Objectives: Pubertal gynecomastia (PG) is defined as benign proliferation of male breast tissue. Ultrasonography is frequently used for follow-up of symptomatic gynecomastia. Shear wave elastography (SWE) is an auxiliary tool for the diagnosis of breast disorders. Our aim is to evaluate SWE properties of breast tissue in PG. Methods: Fifty consecutive adolescents, aged 10–18 with a diagnosis of gynecomastia were prospectively included in the study. Following clinical and laboratory evaluation, participants underwent B-mode ultrasound and classified as nodular, dendritic, and diffuse pattern. SWE and hormonal values of all groups were recorded. Then, statistical analysis was performed. Results: Briefly, 92 breasts (43 left and 49 right; 42 bilateral and 8 unilateral) were included in the analyses. There were no significant differences in clinical parameters including age, BMI-SDS, estradiol (E2), testosterone (T), and E2/T levels within groups (p > 0.05).

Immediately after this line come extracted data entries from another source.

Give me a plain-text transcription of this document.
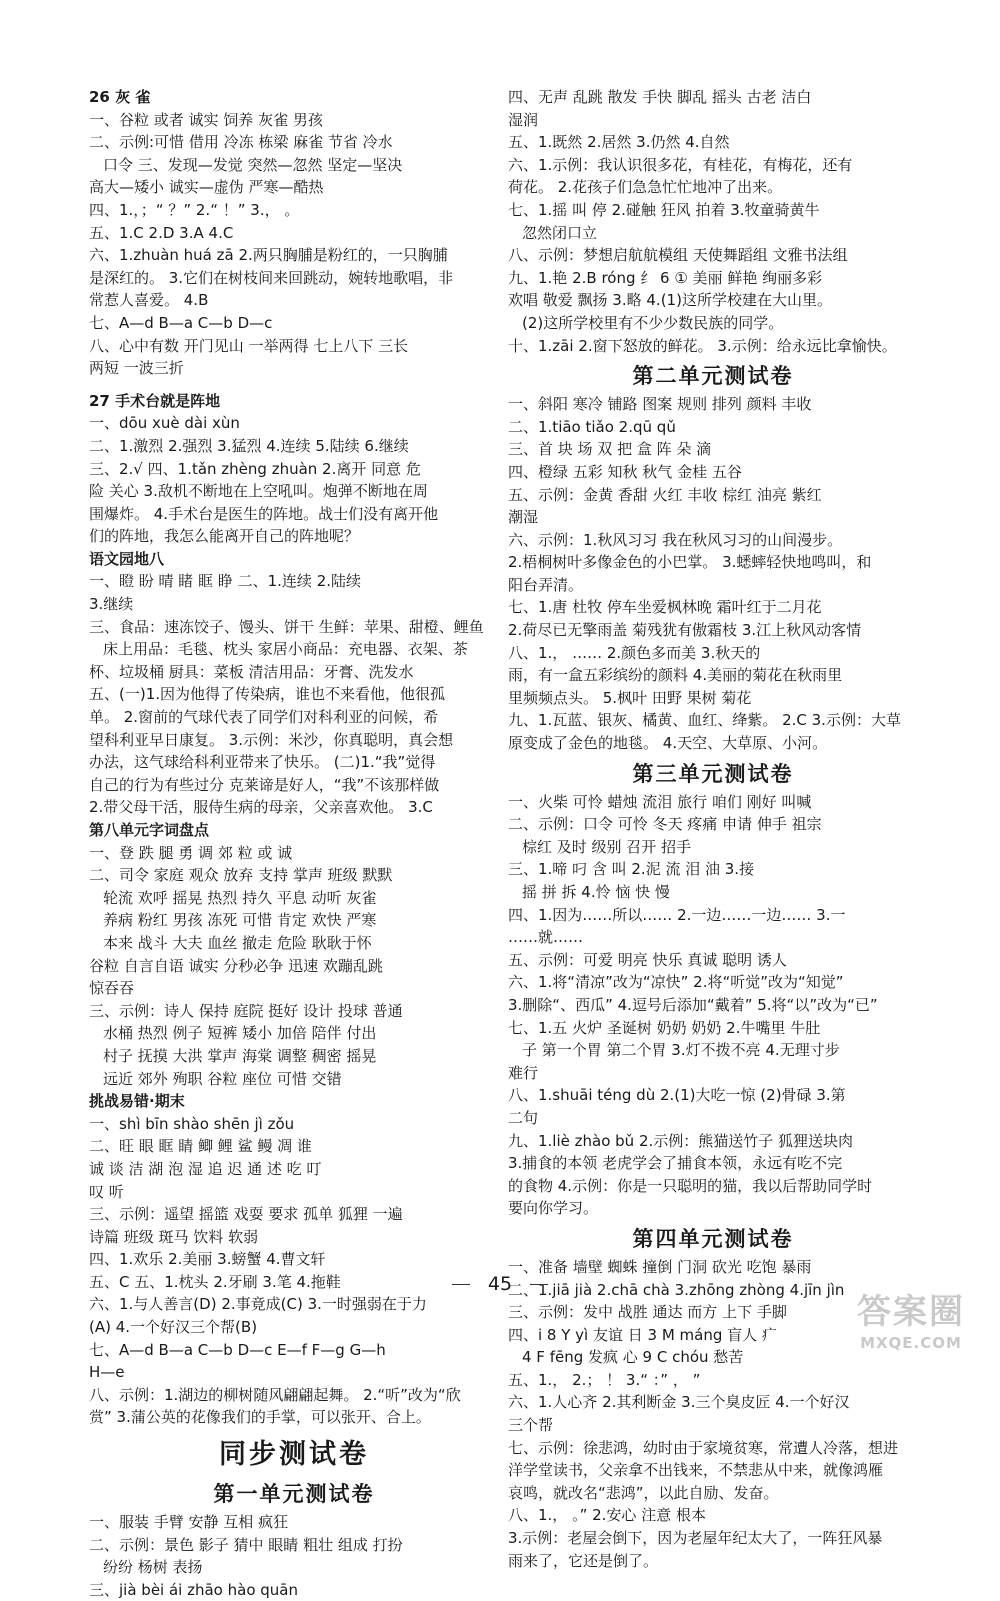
26 灰 雀
一、谷粒 或者 诚实 饲养 灰雀 男孩
二、示例:可惜 借用 冷冻 栋梁 麻雀 节省 冷水
口令 三、发现—发觉 突然—忽然 坚定—坚决
高大—矮小 诚实—虚伪 严寒—酷热
四、1.，；“ ？” 2.“ ！” 3.， 。
五、1.C 2.D 3.A 4.C
六、1.zhuàn huá zā 2.两只胸脯是粉红的，一只胸脯
是深红的。 3.它们在树枝间来回跳动，婉转地歌唱，非
常惹人喜爱。 4.B
七、A—d B—a C—b D—c
八、心中有数 开门见山 一举两得 七上八下 三长
两短 一波三折
27 手术台就是阵地
一、dōu xuè dài xùn
二、1.激烈 2.强烈 3.猛烈 4.连续 5.陆续 6.继续
三、2.√ 四、1.tǎn zhèng zhuàn 2.离开 同意 危
险 关心 3.敌机不断地在上空吼叫。炮弹不断地在周
围爆炸。 4.手术台是医生的阵地。战士们没有离开他
们的阵地，我怎么能离开自己的阵地呢？
语文园地八
一、瞪 盼 晴 睹 眶 睁 二、1.连续 2.陆续
3.继续
三、食品：速冻饺子、馒头、饼干 生鲜：苹果、甜橙、鲤鱼
床上用品：毛毯、枕头 家居小商品：充电器、衣架、茶
杯、垃圾桶 厨具：菜板 清洁用品：牙膏、洗发水
五、(一)1.因为他得了传染病，谁也不来看他，他很孤
单。 2.窗前的气球代表了同学们对科利亚的问候，希
望科利亚早日康复。 3.示例：米沙，你真聪明，真会想
办法，这气球给科利亚带来了快乐。 (二)1.“我”觉得
自己的行为有些过分 克莱谛是好人，“我”不该那样做
2.带父母干活，服侍生病的母亲，父亲喜欢他。 3.C
第八单元字词盘点
一、登 跌 腿 勇 调 郊 粒 或 诚
二、司令 家庭 观众 放弃 支持 掌声 班级 默默
轮流 欢呼 摇晃 热烈 持久 平息 动听 灰雀
养病 粉红 男孩 冻死 可惜 肯定 欢快 严寒
本来 战斗 大夫 血丝 撤走 危险 耿耿于怀
谷粒 自言自语 诚实 分秒必争 迅速 欢蹦乱跳
惊吞吞
三、示例：诗人 保持 庭院 挺好 设计 投球 普通
水桶 热烈 例子 短裤 矮小 加倍 陪伴 付出
村子 抚摸 大洪 掌声 海棠 调整 稠密 摇晃
远近 郊外 殉职 谷粒 座位 可惜 交错
挑战易错·期末
一、shì bīn shào shēn jì zǒu
二、旺 眼 眶 睛 鲫 鲤 鲨 鳗 凋 谁
诚 谈 洁 湖 泡 湿 追 迟 通 述 吃 叮
叹 听
三、示例：遥望 摇篮 戏耍 要求 孤单 狐狸 一遍
诗篇 班级 斑马 饮料 软弱
四、1.欢乐 2.美丽 3.螃蟹 4.曹文轩
五、C 五、1.枕头 2.牙刷 3.笔 4.拖鞋
六、1.与人善言(D) 2.事竟成(C) 3.一时强弱在于力
(A) 4.一个好汉三个帮(B)
七、A—d B—a C—b D—c E—f F—g G—h
H—e
八、示例：1.湖边的柳树随风翩翩起舞。 2.“听”改为“欣
赏” 3.蒲公英的花像我们的手掌，可以张开、合上。
同步测试卷
第一单元测试卷
一、服装 手臂 安静 互相 疯狂
二、示例：景色 影子 猜中 眼睛 粗壮 组成 打扮
纷纷 杨树 表扬
三、jià bèi ái zhāo hào quān
四、无声 乱跳 散发 手快 脚乱 摇头 古老 洁白
湿润
五、1.既然 2.居然 3.仍然 4.自然
六、1.示例：我认识很多花，有桂花，有梅花，还有
荷花。 2.花孩子们急急忙忙地冲了出来。
七、1.摇 叫 停 2.碰触 狂风 拍着 3.牧童骑黄牛
忽然闭口立
八、示例：梦想启航航模组 天使舞蹈组 文雅书法组
九、1.艳 2.B róng 纟 6 ① 美丽 鲜艳 绚丽多彩
欢唱 敬爱 飘扬 3.略 4.(1)这所学校建在大山里。
(2)这所学校里有不少少数民族的同学。
十、1.zāi 2.窗下怒放的鲜花。 3.示例：给永远比拿愉快。
第二单元测试卷
一、斜阳 寒冷 铺路 图案 规则 排列 颜料 丰收
二、1.tiāo tiǎo 2.qū qǔ
三、首 块 场 双 把 盒 阵 朵 滴
四、橙绿 五彩 知秋 秋气 金桂 五谷
五、示例：金黄 香甜 火红 丰收 棕红 油亮 紫红
潮湿
六、示例：1.秋风习习 我在秋风习习的山间漫步。
2.梧桐树叶多像金色的小巴掌。 3.蟋蟀轻快地鸣叫，和
阳台弄清。
七、1.唐 杜牧 停车坐爱枫林晚 霜叶红于二月花
2.荷尽已无擎雨盖 菊残犹有傲霜枝 3.江上秋风动客情
八、1.， …… 2.颜色多而美 3.秋天的
雨，有一盒五彩缤纷的颜料 4.美丽的菊花在秋雨里
里频频点头。 5.枫叶 田野 果树 菊花
九、1.瓦蓝、银灰、橘黄、血红、绛紫。 2.C 3.示例：大草
原变成了金色的地毯。 4.天空、大草原、小河。
第三单元测试卷
一、火柴 可怜 蜡烛 流泪 旅行 咱们 刚好 叫喊
二、示例：口令 可怜 冬天 疼痛 申请 伸手 祖宗
棕红 及时 级别 召开 招手
三、1.啼 叼 含 叫 2.泥 流 泪 油 3.接
摇 拼 拆 4.怜 恼 快 慢
四、1.因为……所以…… 2.一边……一边…… 3.一
……就……
五、示例：可爱 明亮 快乐 真诚 聪明 诱人
六、1.将“清凉”改为“凉快” 2.将“听觉”改为“知觉”
3.删除“、西瓜” 4.逗号后添加“戴着” 5.将“以”改为“已”
七、1.五 火炉 圣诞树 奶奶 奶奶 2.牛嘴里 牛肚
子 第一个胃 第二个胃 3.灯不拨不亮 4.无理寸步
难行
八、1.shuāi téng dù 2.(1)大吃一惊 (2)骨碌 3.第
二句
九、1.liè zhào bǔ 2.示例：熊猫送竹子 狐狸送块肉
3.捕食的本领 老虎学会了捕食本领，永远有吃不完
的食物 4.示例：你是一只聪明的猫，我以后帮助同学时
要向你学习。
第四单元测试卷
一、准备 墙壁 蜘蛛 撞倒 门洞 砍光 吃饱 暴雨
二、1.jiā jià 2.chā chà 3.zhōng zhòng 4.jīn jìn
三、示例：发中 战胜 通达 而方 上下 手脚
四、i 8 Y yì 友谊 日 3 M máng 盲人 疒
4 F fēng 发疯 心 9 C chóu 愁苦
五、1.， 2.； ！ 3.“ ：” ， ”
六、1.人心齐 2.其利断金 3.三个臭皮匠 4.一个好汉
三个帮
七、示例：徐悲鸿，幼时由于家境贫寒，常遭人冷落，想进
洋学堂读书，父亲拿不出钱来，不禁悲从中来，就像鸿雁
哀鸣，就改名“悲鸿”，以此自励、发奋。
八、1.， 。” 2.安心 注意 根本
3.示例：老屋会倒下，因为老屋年纪太大了，一阵狂风暴
雨来了，它还是倒了。
45
答案圈
MXQE.COM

Breast volume and SWE levels were significantly different in all groups (p < 0.05). SWE values were significantly lower for those of dendritic pattern than in nodular pattern (p < 0.05). ROC analysis revealed that for the best the cut-off value of 13.7 kPa, area under the curve value was 0.922 with 84% sensitivity and 87% specificity. Conclusions: SWE values were significantly lower in patients with dendritic gynecomastia than those with nodular gynecomastia. Knowledge of the SWE values for the initial diagnosis and follow-up values could help avoid unnecessary interventions.